Published in final edited form as: Mol Microbiol. 2013 Oct 7;90(4):10.1111/mmi.12398. doi: 10.1111/mmi.12398

The C-terminal region of PopZ is sufficient for sub-cellular localization and oligomer formation.

A. Schematic of individual PopZ regions.

B. Images of strains expressing full length mCherry-PopZ (GB1078), mCherry-PopZ R1 (GB1079), mCherry-PopZ R2 (GB1080), and mCherry-PopZ R3 (GB750) in a ΔpopZ background. mCherry fluorescence (red) overlays the phase contrast image (grayscale). Bar = 1 µm.

C. Electrophoretic migration of individual PopZ regions. Whole cell lysates of strains expressing no PopZ (GB255), mCherry-PopZ (GB1078), mCherry-PopZ R1(GB1079), mCherry-PopZ R2 (GB1080), and mCherry-PopZ R3 (GB750) were resolved on native and denaturing gels, then probed with anti-mCherry sera by immunoblotting. Cross-reactive bands are indicated by an asterisk.

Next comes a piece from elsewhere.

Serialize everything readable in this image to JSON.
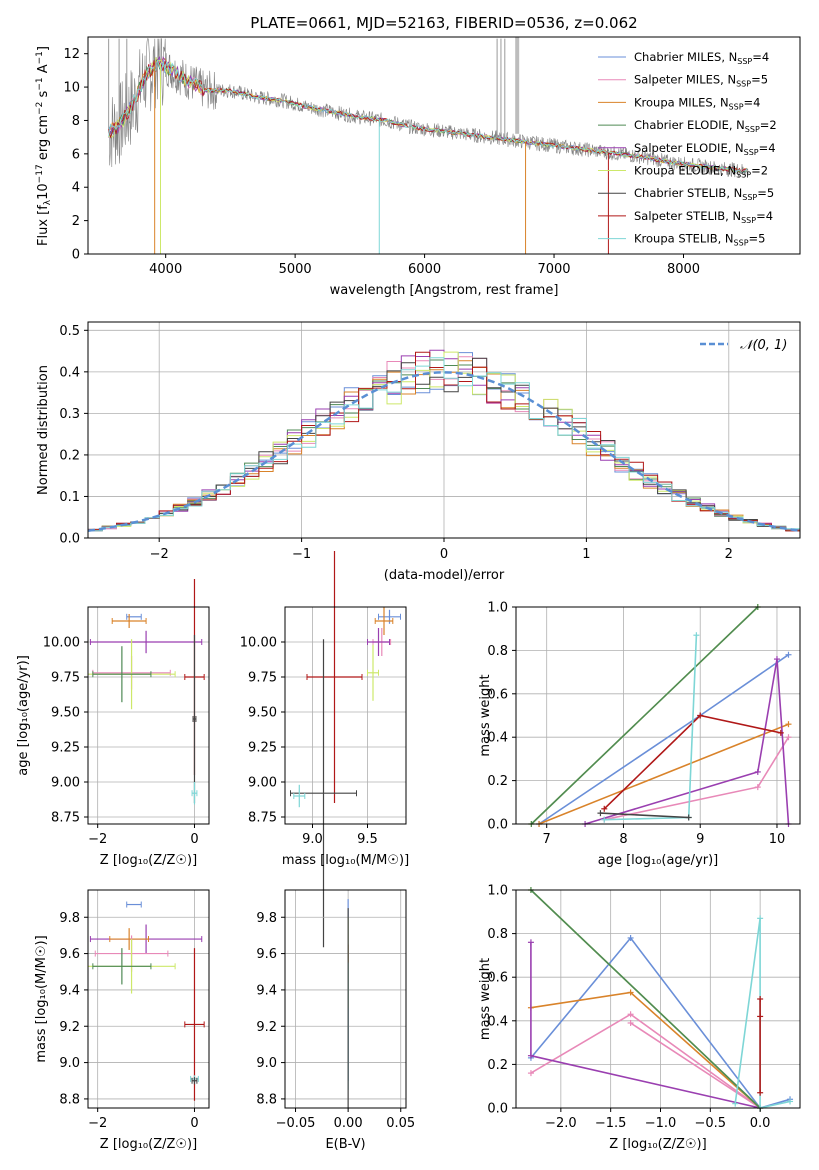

D. Electrophoretic migration of co-expressed PopZ variants. A PopZ-FLAG fusion was expressed by itself (GB135) and in parallel with either mCherry-PopZ R1 (GB757) or mCherry-PopZ R3 (GB758). Whole cell lysates were resolved on native and denaturing gels, then probed with anti-FLAG sera by immunoblotting.